# Cherry 8 Sided Bowl



## mit-ch (Oct 1, 2007)

This cherry 8 sided bowl was the first of several I turned a while back. Cherry and several coats of poly, I managed to give them all away except this one. Mitch


----------



## challagan (Feb 7, 2006)

That is a pretty one, I love cherry, nice job. 

Corey


----------



## Hamlin (Dec 25, 2005)

Sweet!!


----------



## nzgeordie (Oct 22, 2006)

Nice Mitch! And you _give_ them away!


----------



## BernieW (Sep 12, 2006)

Nice bowl Mitch.


----------



## mit-ch (Oct 1, 2007)

Hamlin
Thanks Ken, in fact thank you twice, once for the reply and once more for the positive reply. Mitch


----------



## mit-ch (Oct 1, 2007)

Bernie
(Wink)


----------



## mit-ch (Oct 1, 2007)

nzgeordie
Thanks my friend. Yes, that is what I do. I made myself a promise the first day that I started turning, if I ever learn to turn anything good enough to sell, I promise myself I will never be tempted into doing that. I've been down that road before making cabinets and furniture where people want something for nothing before and I won't do it again. If I told you how many of these I gave away in the last year you would think I am pulling your leg. I"m long retired so I turn a lot. End of speech. lol.

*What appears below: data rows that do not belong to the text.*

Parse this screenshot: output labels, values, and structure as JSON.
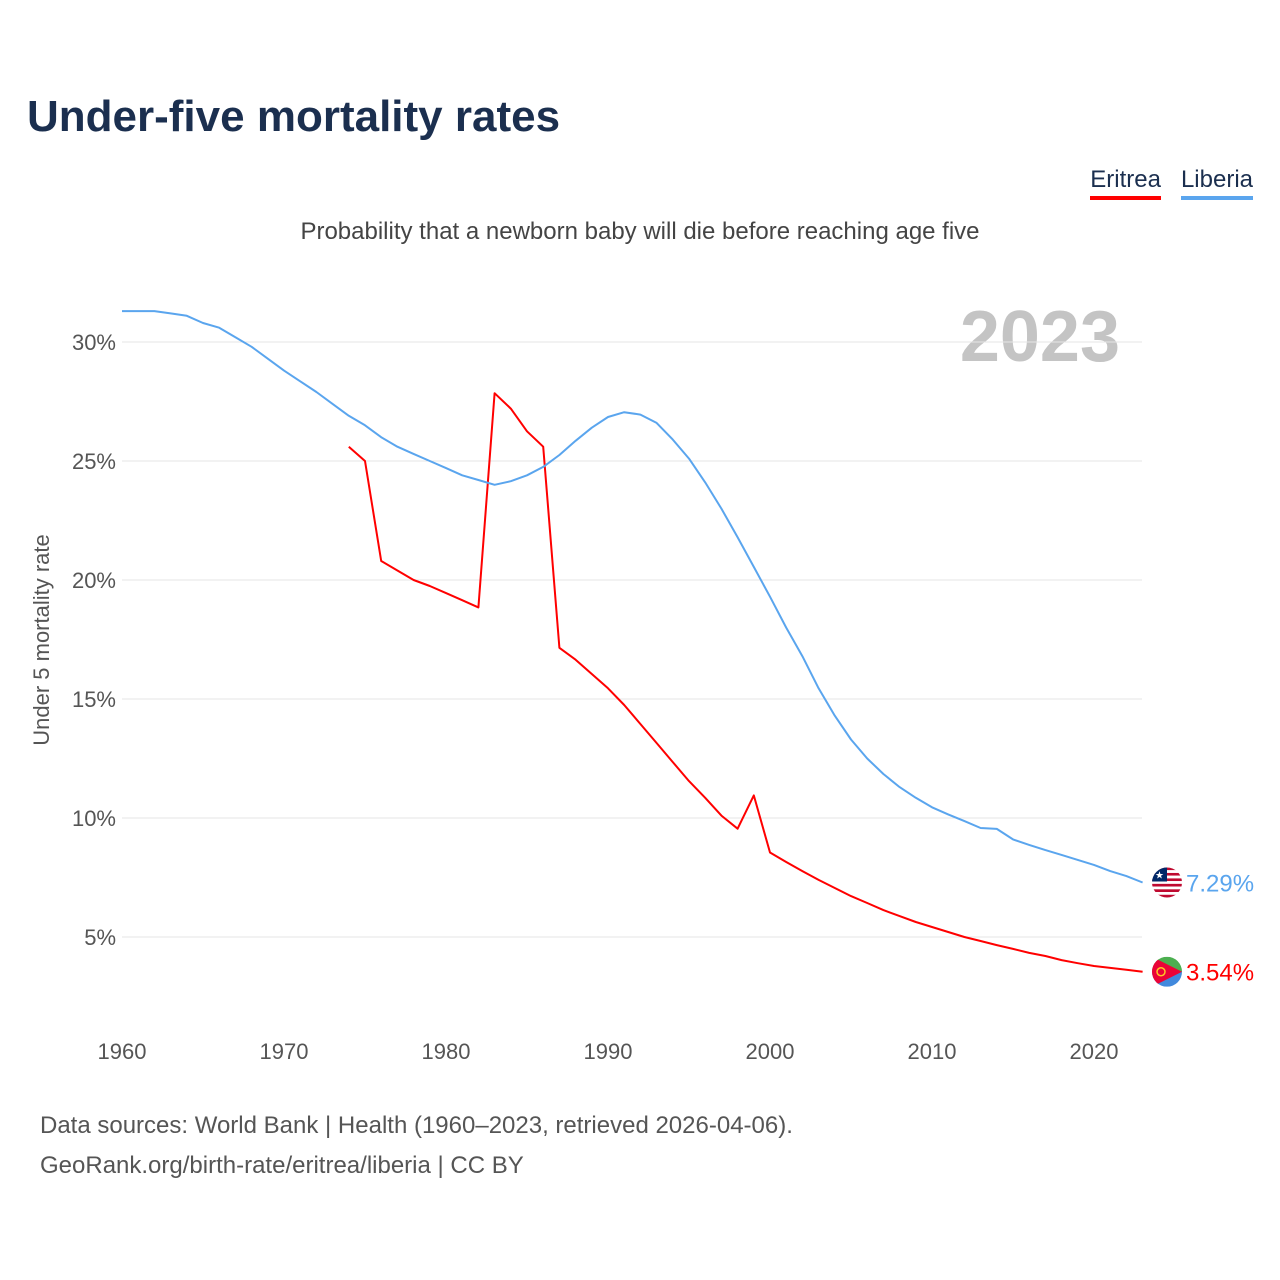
{
  "chart_data": {
    "type": "line",
    "title": "Under-five mortality rates",
    "subtitle": "Probability that a newborn baby will die before reaching age five",
    "ylabel": "Under 5 mortality rate",
    "xlabel": "",
    "year_label": "2023",
    "xlim": [
      1960,
      2023
    ],
    "ylim": [
      0,
      32
    ],
    "xticks": [
      "1960",
      "1970",
      "1980",
      "1990",
      "2000",
      "2010",
      "2020"
    ],
    "yticks": [
      {
        "v": 5,
        "label": "5%"
      },
      {
        "v": 10,
        "label": "10%"
      },
      {
        "v": 15,
        "label": "15%"
      },
      {
        "v": 20,
        "label": "20%"
      },
      {
        "v": 25,
        "label": "25%"
      },
      {
        "v": 30,
        "label": "30%"
      }
    ],
    "grid": true,
    "legend_position": "top-right",
    "series": [
      {
        "name": "Eritrea",
        "color": "#ff0000",
        "end_label": "3.54%",
        "start_year": 1974,
        "values": [
          25.6,
          25.0,
          20.8,
          20.4,
          20.0,
          19.75,
          19.45,
          19.15,
          18.85,
          27.85,
          27.2,
          26.25,
          25.6,
          17.15,
          16.65,
          16.05,
          15.45,
          14.75,
          13.95,
          13.15,
          12.35,
          11.55,
          10.85,
          10.1,
          9.55,
          10.95,
          8.55,
          8.15,
          7.77,
          7.4,
          7.06,
          6.72,
          6.43,
          6.13,
          5.88,
          5.63,
          5.42,
          5.21,
          5.0,
          4.83,
          4.66,
          4.5,
          4.33,
          4.2,
          4.03,
          3.9,
          3.78,
          3.7,
          3.62,
          3.54
        ]
      },
      {
        "name": "Liberia",
        "color": "#5aa5ee",
        "end_label": "7.29%",
        "start_year": 1960,
        "values": [
          31.3,
          31.3,
          31.3,
          31.2,
          31.1,
          30.8,
          30.6,
          30.2,
          29.8,
          29.3,
          28.8,
          28.35,
          27.9,
          27.4,
          26.9,
          26.5,
          26.0,
          25.6,
          25.3,
          25.0,
          24.7,
          24.4,
          24.2,
          24.0,
          24.15,
          24.4,
          24.75,
          25.25,
          25.85,
          26.4,
          26.85,
          27.05,
          26.95,
          26.6,
          25.9,
          25.1,
          24.1,
          23.0,
          21.8,
          20.55,
          19.3,
          18.0,
          16.8,
          15.45,
          14.3,
          13.3,
          12.5,
          11.85,
          11.3,
          10.85,
          10.45,
          10.15,
          9.87,
          9.58,
          9.54,
          9.1,
          8.87,
          8.65,
          8.45,
          8.24,
          8.03,
          7.77,
          7.56,
          7.29
        ]
      }
    ]
  },
  "footer": {
    "line1": "Data sources: World Bank | Health (1960–2023, retrieved 2026-04-06).",
    "line2": "GeoRank.org/birth-rate/eritrea/liberia | CC BY"
  }
}
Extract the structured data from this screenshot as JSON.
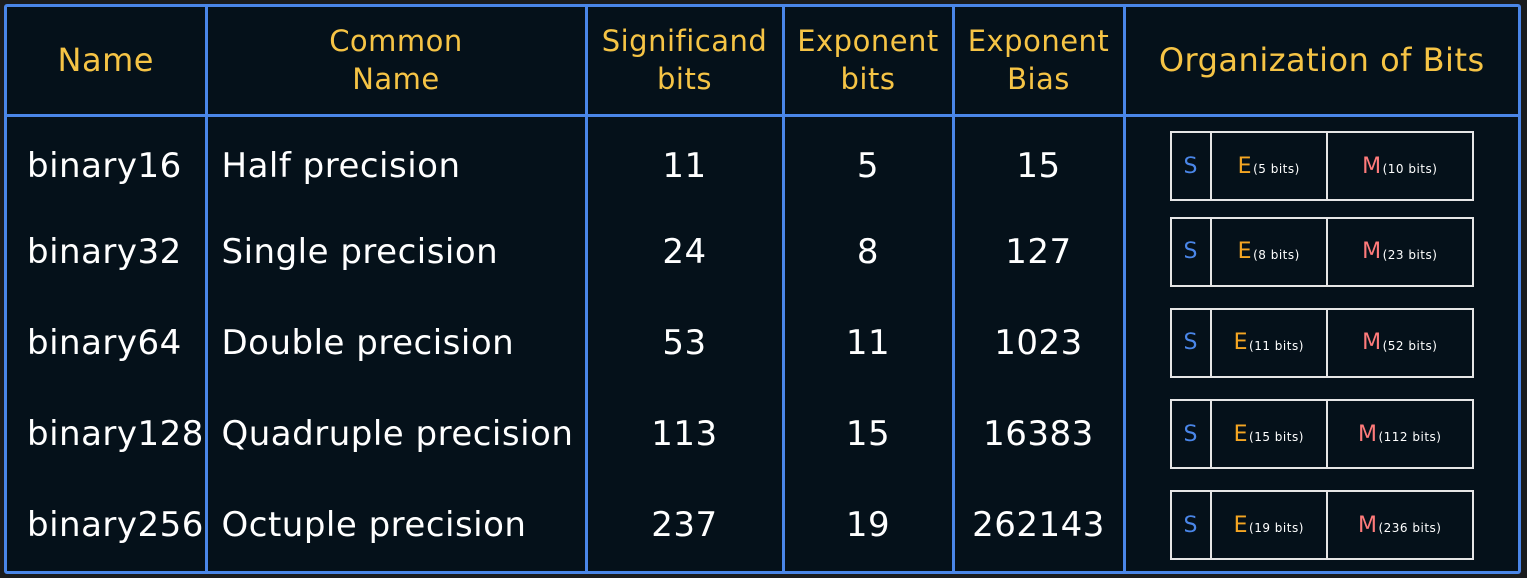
{
  "headers": [
    {
      "line1": "Name",
      "line2": ""
    },
    {
      "line1": "Common",
      "line2": "Name"
    },
    {
      "line1": "Significand",
      "line2": "bits"
    },
    {
      "line1": "Exponent",
      "line2": "bits"
    },
    {
      "line1": "Exponent",
      "line2": "Bias"
    },
    {
      "line1": "Organization of Bits",
      "line2": ""
    }
  ],
  "sign_label": "S",
  "exponent_label": "E",
  "mantissa_label": "M",
  "rows": [
    {
      "name": "binary16",
      "common": "Half precision",
      "significand": "11",
      "exponent": "5",
      "bias": "15",
      "e_bits": "(5 bits)",
      "m_bits": "(10 bits)"
    },
    {
      "name": "binary32",
      "common": "Single precision",
      "significand": "24",
      "exponent": "8",
      "bias": "127",
      "e_bits": "(8 bits)",
      "m_bits": "(23 bits)"
    },
    {
      "name": "binary64",
      "common": "Double precision",
      "significand": "53",
      "exponent": "11",
      "bias": "1023",
      "e_bits": "(11 bits)",
      "m_bits": "(52 bits)"
    },
    {
      "name": "binary128",
      "common": "Quadruple precision",
      "significand": "113",
      "exponent": "15",
      "bias": "16383",
      "e_bits": "(15 bits)",
      "m_bits": "(112 bits)"
    },
    {
      "name": "binary256",
      "common": "Octuple precision",
      "significand": "237",
      "exponent": "19",
      "bias": "262143",
      "e_bits": "(19 bits)",
      "m_bits": "(236 bits)"
    }
  ],
  "colors": {
    "border": "#4a86e8",
    "header_text": "#f6c445",
    "sign": "#4a86e8",
    "exponent": "#f5a623",
    "mantissa": "#ff7b7b"
  }
}
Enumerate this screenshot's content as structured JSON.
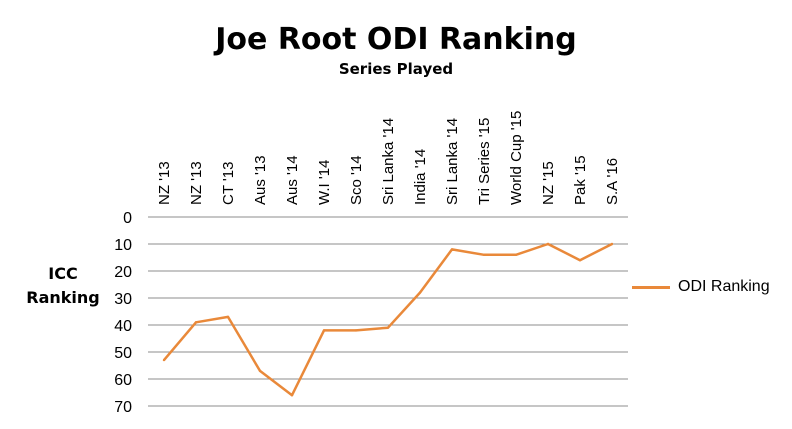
{
  "chart_data": {
    "type": "line",
    "title": "Joe Root ODI Ranking",
    "xlabel": "Series Played",
    "ylabel": "ICC Ranking",
    "categories": [
      "NZ '13",
      "NZ '13",
      "CT '13",
      "Aus '13",
      "Aus '14",
      "W.I '14",
      "Sco '14",
      "Sri Lanka '14",
      "India '14",
      "Sri Lanka '14",
      "Tri Series '15",
      "World Cup '15",
      "NZ '15",
      "Pak '15",
      "S.A '16"
    ],
    "series": [
      {
        "name": "ODI Ranking",
        "values": [
          53,
          39,
          37,
          57,
          66,
          42,
          42,
          41,
          28,
          12,
          14,
          14,
          10,
          16,
          10
        ],
        "color": "#E9893A"
      }
    ],
    "yticks": [
      0,
      10,
      20,
      30,
      40,
      50,
      60,
      70
    ],
    "ylim": [
      0,
      70
    ],
    "y_inverted": true,
    "x_axis_position": "top",
    "grid": "horizontal",
    "legend_position": "right"
  }
}
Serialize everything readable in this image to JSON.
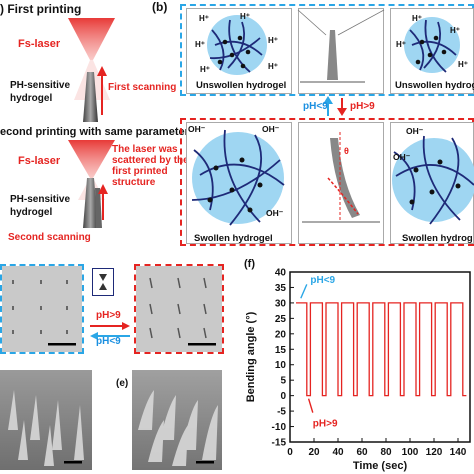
{
  "panel_a": {
    "first_printing": ") First printing",
    "fs_laser_1": "Fs-laser",
    "ph_hydrogel_1a": "PH-sensitive",
    "ph_hydrogel_1b": "hydrogel",
    "first_scanning": "First scanning",
    "second_printing": "econd printing with same parameters",
    "fs_laser_2": "Fs-laser",
    "scatter_note_1": "The laser was",
    "scatter_note_2": "scattered by the",
    "scatter_note_3": "first printed",
    "scatter_note_4": "structure",
    "ph_hydrogel_2a": "PH-sensitive",
    "ph_hydrogel_2b": "hydrogel",
    "second_scanning": "Second scanning"
  },
  "panel_b": {
    "label": "(b)",
    "h_plus": "H⁺",
    "unswollen_left": "Unswollen hydrogel",
    "unswollen_right": "Unswollen hydrogel",
    "ph_lt9": "pH<9",
    "ph_gt9": "pH>9",
    "oh_minus": "OH⁻",
    "theta": "θ",
    "swollen_left": "Swollen hydrogel",
    "swollen_right": "Swollen hydrog"
  },
  "panel_c": {
    "ph_gt9": "pH>9",
    "ph_lt9": "pH<9"
  },
  "panel_e": {
    "label": "(e)"
  },
  "panel_f": {
    "label": "(f)",
    "ylabel": "Bending angle (°)",
    "xlabel": "Time (sec)",
    "annot_top": "pH<9",
    "annot_bottom": "pH>9"
  },
  "colors": {
    "red": "#e52421",
    "blue": "#2aa6e6"
  },
  "chart_data": {
    "type": "line",
    "xlabel": "Time (sec)",
    "ylabel": "Bending angle (°)",
    "xlim": [
      0,
      150
    ],
    "ylim": [
      -15,
      40
    ],
    "yticks": [
      -15,
      -10,
      -5,
      0,
      5,
      10,
      15,
      20,
      25,
      30,
      35,
      40
    ],
    "xticks": [
      0,
      20,
      40,
      60,
      80,
      100,
      120,
      140
    ],
    "series": [
      {
        "color": "#e52421",
        "x": [
          5,
          14,
          14,
          17,
          17,
          27,
          27,
          30,
          30,
          40,
          40,
          43,
          43,
          53,
          53,
          56,
          56,
          66,
          66,
          69,
          69,
          79,
          79,
          82,
          82,
          92,
          92,
          95,
          95,
          105,
          105,
          108,
          108,
          118,
          118,
          121,
          121,
          131,
          131,
          134,
          134,
          144,
          144,
          147
        ],
        "y": [
          30,
          30,
          0,
          0,
          30,
          30,
          0,
          0,
          30,
          30,
          0,
          0,
          30,
          30,
          0,
          0,
          30,
          30,
          0,
          0,
          30,
          30,
          0,
          0,
          30,
          30,
          0,
          0,
          30,
          30,
          0,
          0,
          30,
          30,
          0,
          0,
          30,
          30,
          0,
          0,
          30,
          30,
          0,
          0
        ]
      }
    ]
  }
}
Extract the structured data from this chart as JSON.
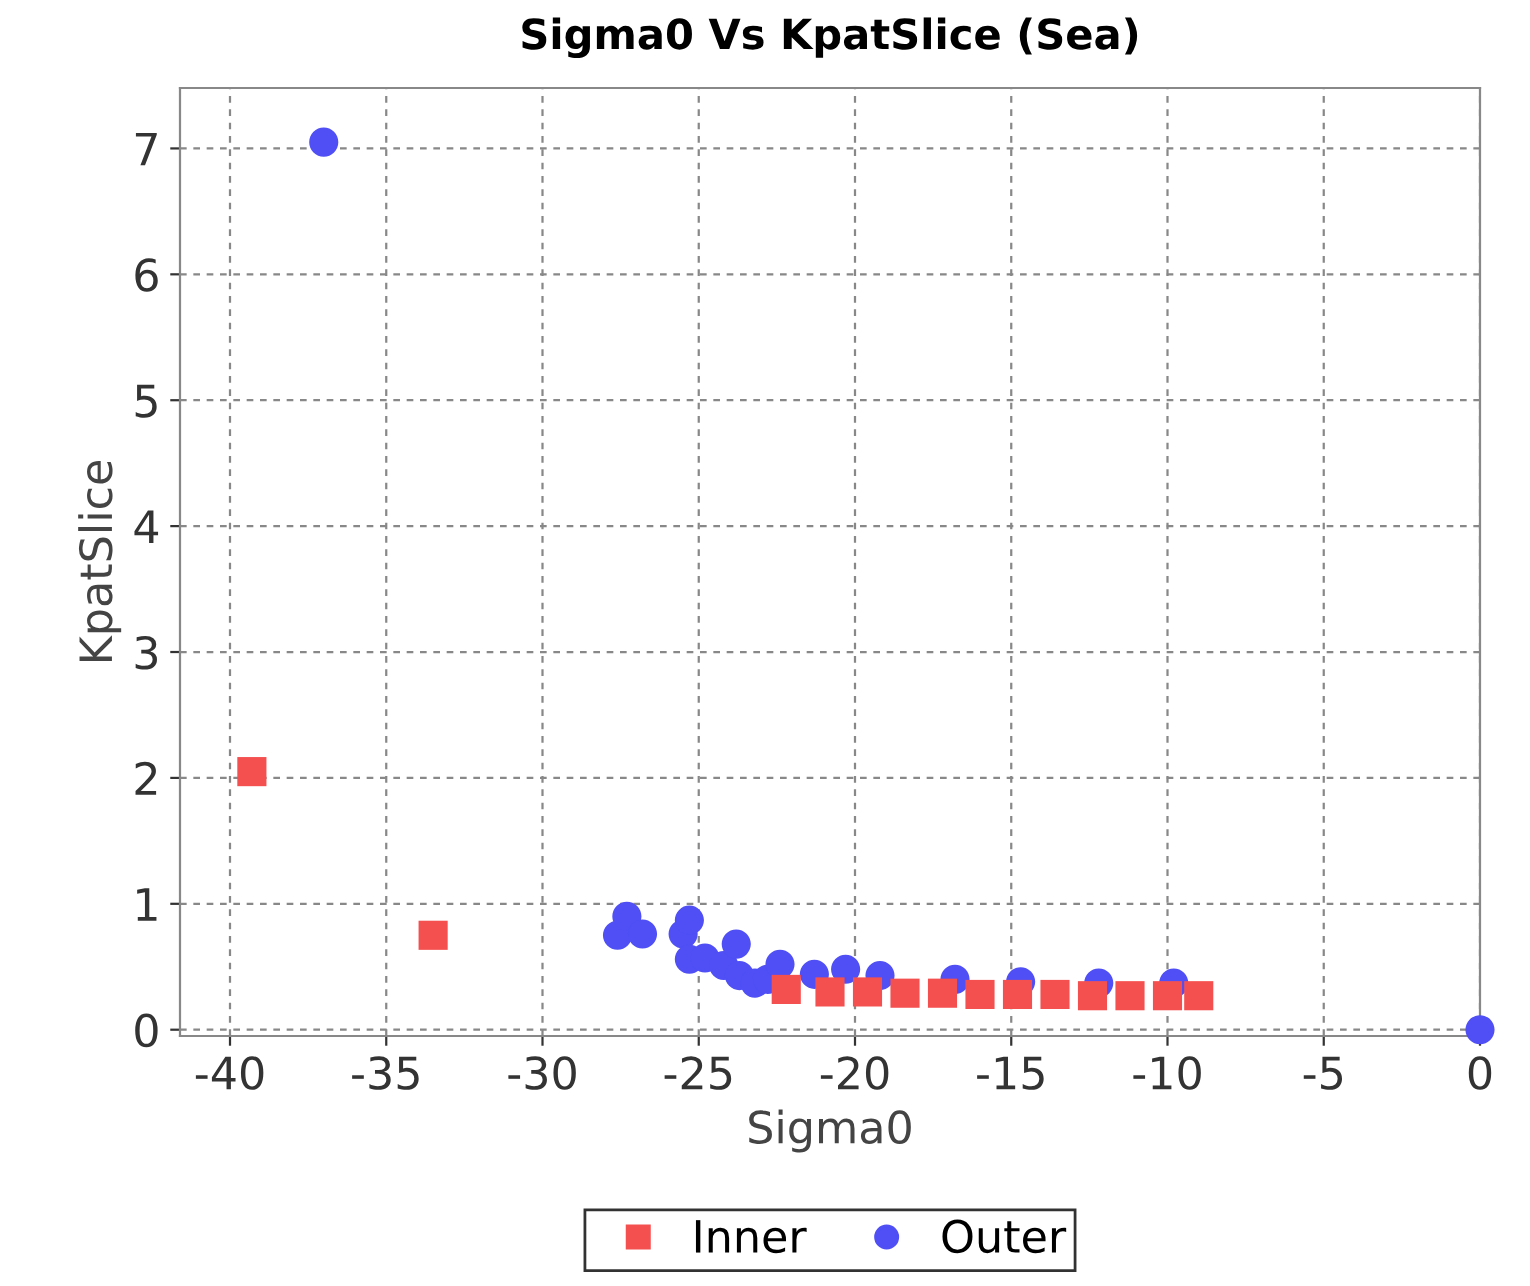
{
  "chart_data": {
    "type": "scatter",
    "title": "Sigma0 Vs KpatSlice (Sea)",
    "xlabel": "Sigma0",
    "ylabel": "KpatSlice",
    "xlim": [
      -41.6,
      0
    ],
    "ylim": [
      -0.05,
      7.48
    ],
    "xticks": [
      -40,
      -35,
      -30,
      -25,
      -20,
      -15,
      -10,
      -5,
      0
    ],
    "yticks": [
      0,
      1,
      2,
      3,
      4,
      5,
      6,
      7
    ],
    "grid": true,
    "legend": "bottom",
    "series": [
      {
        "name": "Inner",
        "color": "#f55050",
        "marker": "square",
        "x": [
          -39.3,
          -33.5,
          -22.2,
          -20.8,
          -19.6,
          -18.4,
          -17.2,
          -16,
          -14.8,
          -13.6,
          -12.4,
          -11.2,
          -10,
          -9
        ],
        "values": [
          2.05,
          0.75,
          0.32,
          0.3,
          0.3,
          0.29,
          0.29,
          0.28,
          0.28,
          0.28,
          0.27,
          0.27,
          0.27,
          0.27
        ]
      },
      {
        "name": "Outer",
        "color": "#4f4ff5",
        "marker": "circle",
        "x": [
          -37,
          -27.6,
          -27.3,
          -26.8,
          -25.5,
          -25.3,
          -25.3,
          -24.8,
          -24.2,
          -23.8,
          -23.7,
          -23.2,
          -22.8,
          -22.4,
          -21.3,
          -20.3,
          -19.2,
          -16.8,
          -14.7,
          -12.2,
          -9.8,
          0
        ],
        "values": [
          7.05,
          0.75,
          0.9,
          0.76,
          0.76,
          0.87,
          0.56,
          0.57,
          0.51,
          0.68,
          0.43,
          0.37,
          0.4,
          0.52,
          0.44,
          0.48,
          0.43,
          0.4,
          0.38,
          0.37,
          0.37,
          0.0
        ]
      }
    ]
  }
}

Mitch


----------



## fibertech (May 7, 2005)

Mitch, I think that for a lot of us that grew up in the school Wood Shop, found the lathe to be the most fun. That is what is so good about this forum, we all enjoy seeing what someone has created. You can see the skill and love in your creations. -Derek


----------



## mit-ch (Oct 1, 2007)

Fibertech
Well thank you Derek, that was nice of you to say. In school I remember I tried to make a baseball bat, and it turned out to be more like a scaled down reilroad tie. Never touched a lathe again till last year and love it now. I hope your a turner and we talk again about something you turned this time. Mitch


----------



## fibertech (May 7, 2005)

Mitch, someday that will happen. I do most of my posting from work where I am now. Presently, I am building Norm's Router Table but I am incorporating my Rockler worktop which is quite similar to Norm's. My shop is in a 1 car garage so I have to move most of my tools outside to use them. Living north of Seattle, I also have to have favourable weather to spread out the machines. I do have a nice Shopsmith that I have turned a couple of items on. -Derek


----------